Kobe Bryant’s Legacy
Kobe Bryant was in the NBA news recently when his former big man Andrew Bynum responded to an inquiry as to how Bynum thought Bryant helped mature his game.
When Bynum was asked about his on-court relationship with Bryant, he made it sound like a double-edged sword.
Bynum noted that Bryant will draw double teams and make it easier for teammates to get open looks. On the other hand, Bryant admittedly loves to shoot and will often overlook guys in the post with excellent position.
It was an open and honest critique. I appreciated the insight from Bynum and it made me reflect on Bryant’s relationships with his big men. Often as tumultuous as they were successful, the Laker teams of the Byrant era relied on those relationships for just about everything.
The Kobe Bryant Chronicles fittingly began with a big man. Jerry West shipped highly regarded center Vlade Divac to Charlotte for the rights to a little known, fresh out of high school guard in Kobe Bean Bryant.
That trade would be the basketball equivalent of Babe Ruth to the Yankees, but the Lakers seem to get lucky in these situations. (Bryant for Divac is only one example. The Pau Gasol trade and the Dwight Howard trade made little basketball sense at the time.)

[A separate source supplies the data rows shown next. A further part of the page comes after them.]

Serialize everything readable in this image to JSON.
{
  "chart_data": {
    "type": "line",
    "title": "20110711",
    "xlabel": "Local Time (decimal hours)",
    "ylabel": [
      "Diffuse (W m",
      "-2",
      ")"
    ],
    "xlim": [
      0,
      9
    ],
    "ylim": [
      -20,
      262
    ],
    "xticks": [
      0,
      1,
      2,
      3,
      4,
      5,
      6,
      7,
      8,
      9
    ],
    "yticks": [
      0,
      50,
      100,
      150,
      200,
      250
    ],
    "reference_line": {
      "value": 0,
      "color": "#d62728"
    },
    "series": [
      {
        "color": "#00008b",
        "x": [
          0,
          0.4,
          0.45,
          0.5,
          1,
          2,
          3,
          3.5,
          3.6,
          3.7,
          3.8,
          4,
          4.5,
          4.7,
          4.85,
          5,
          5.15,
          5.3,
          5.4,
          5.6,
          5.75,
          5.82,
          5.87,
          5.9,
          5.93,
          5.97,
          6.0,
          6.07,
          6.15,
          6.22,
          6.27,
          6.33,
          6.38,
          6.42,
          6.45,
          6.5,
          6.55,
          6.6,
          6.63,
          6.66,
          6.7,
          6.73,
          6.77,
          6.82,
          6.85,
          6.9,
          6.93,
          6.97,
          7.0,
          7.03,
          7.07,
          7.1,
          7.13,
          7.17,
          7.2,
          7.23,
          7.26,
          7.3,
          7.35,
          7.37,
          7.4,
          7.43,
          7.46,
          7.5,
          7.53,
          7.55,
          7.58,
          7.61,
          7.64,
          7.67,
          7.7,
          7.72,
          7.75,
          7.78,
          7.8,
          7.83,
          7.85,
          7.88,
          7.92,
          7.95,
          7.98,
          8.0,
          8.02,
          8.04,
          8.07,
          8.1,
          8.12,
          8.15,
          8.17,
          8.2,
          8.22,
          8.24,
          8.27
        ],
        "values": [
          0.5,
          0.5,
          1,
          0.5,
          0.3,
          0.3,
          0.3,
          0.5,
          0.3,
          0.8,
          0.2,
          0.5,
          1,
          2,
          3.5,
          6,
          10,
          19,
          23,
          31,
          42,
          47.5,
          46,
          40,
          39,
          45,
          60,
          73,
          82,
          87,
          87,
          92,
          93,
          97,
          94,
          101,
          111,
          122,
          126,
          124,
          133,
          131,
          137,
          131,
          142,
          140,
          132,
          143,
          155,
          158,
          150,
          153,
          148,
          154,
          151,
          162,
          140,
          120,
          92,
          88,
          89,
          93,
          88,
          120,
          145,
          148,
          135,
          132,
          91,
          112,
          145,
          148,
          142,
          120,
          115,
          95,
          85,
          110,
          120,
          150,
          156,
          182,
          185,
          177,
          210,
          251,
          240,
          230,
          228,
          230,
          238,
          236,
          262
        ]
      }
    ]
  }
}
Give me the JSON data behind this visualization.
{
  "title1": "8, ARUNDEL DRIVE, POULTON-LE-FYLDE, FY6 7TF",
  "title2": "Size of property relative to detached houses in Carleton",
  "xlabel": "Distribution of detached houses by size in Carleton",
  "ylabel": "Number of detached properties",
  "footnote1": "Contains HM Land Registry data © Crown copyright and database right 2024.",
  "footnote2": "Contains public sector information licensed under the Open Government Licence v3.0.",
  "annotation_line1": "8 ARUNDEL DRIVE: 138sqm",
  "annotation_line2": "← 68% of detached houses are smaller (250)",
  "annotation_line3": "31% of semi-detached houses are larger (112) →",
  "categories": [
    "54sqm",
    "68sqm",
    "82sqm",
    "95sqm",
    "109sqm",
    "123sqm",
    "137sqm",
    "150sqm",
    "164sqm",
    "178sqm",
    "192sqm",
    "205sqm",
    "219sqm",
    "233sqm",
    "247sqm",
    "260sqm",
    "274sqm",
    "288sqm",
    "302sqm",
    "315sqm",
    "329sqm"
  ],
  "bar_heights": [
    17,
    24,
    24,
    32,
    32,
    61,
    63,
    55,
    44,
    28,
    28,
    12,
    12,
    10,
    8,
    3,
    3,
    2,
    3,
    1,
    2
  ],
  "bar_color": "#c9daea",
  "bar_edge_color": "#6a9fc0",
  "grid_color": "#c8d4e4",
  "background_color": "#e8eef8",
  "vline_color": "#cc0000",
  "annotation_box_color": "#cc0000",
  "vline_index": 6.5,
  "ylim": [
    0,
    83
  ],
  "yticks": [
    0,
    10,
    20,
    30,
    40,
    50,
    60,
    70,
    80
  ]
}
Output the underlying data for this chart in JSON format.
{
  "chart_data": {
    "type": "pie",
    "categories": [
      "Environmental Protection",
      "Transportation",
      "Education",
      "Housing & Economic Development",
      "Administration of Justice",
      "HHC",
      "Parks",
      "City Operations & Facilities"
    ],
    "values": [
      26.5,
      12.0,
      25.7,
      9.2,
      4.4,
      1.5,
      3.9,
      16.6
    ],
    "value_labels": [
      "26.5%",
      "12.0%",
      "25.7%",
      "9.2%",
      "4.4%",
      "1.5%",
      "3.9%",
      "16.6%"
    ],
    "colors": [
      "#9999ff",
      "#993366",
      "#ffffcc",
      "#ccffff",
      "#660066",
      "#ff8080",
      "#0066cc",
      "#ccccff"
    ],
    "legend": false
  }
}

Bryant’s years with Shaquille O’Neal resulted in some amazing feats. However, the title run was limited to three years because neither wanted to share the spotlight. O’Neal’s book released about a year ago let us into some of the grievances between the two.
Following the trade of O’Neal to Miami, the Lakers were in limbo for a couple of seasons. Bryant was widely regarded as the greatest player on the planet. The Lakers were not winning many games, and were certainly not at championship level. He frustratingly demanded a trade.
During this time Bryant accomplished amazing individual achievements, but until Gasol got to Los Angeles nothing had moved forward with the team.
Bryant and Gasol’s relationship has been the smoothest of Bryant’s career, but that is because everybody knows that between those two Bryant is the alpha male. He will take over. He will get angry at you and make you pay on the court. Gasol’s nature is to acquiesce to Bryant’s personality rather than combat it, which is why, despite his criticisms for being soft, the Lakers have been so successful the past five years.
Now we come to Dwight Howard. Howard is the new-era superstar. This is much different from when Bryant was watching the game and growing up playing ball. Bryant grew up watching and idolizing Michael Jordan. So he adopted that mean streak, that “I want the ball. Get out of my way” attitude. Good or bad, that is what he is.
Howard has more of a LeBron James attitude toward what being a superstar in the NBA is. He wants people to like him. He wants to keep his sponsors. Howard’s image is that of a nice guy and he has made a lot of money with that image. However, he still thinks of himself as a superstar because that is what everybody says he is.
So when those two personalities meet and something goes wrong on the court, Bryant yells at whoever made the mistake. Howard is not used to that, and because of that he has been less aggressive than usual despite the fact that Bryant is taking less shots per game than last season.
Bryant’s relationships with his big men throughout the years dictated that team’s success. The rest of this year will be no different. It appears he has grown to pass the ball more, but will Howard be willing to go all out? I don’t know. The good thing for the Lakers is they still have enough time to figure out the answer before it’s too late to fix.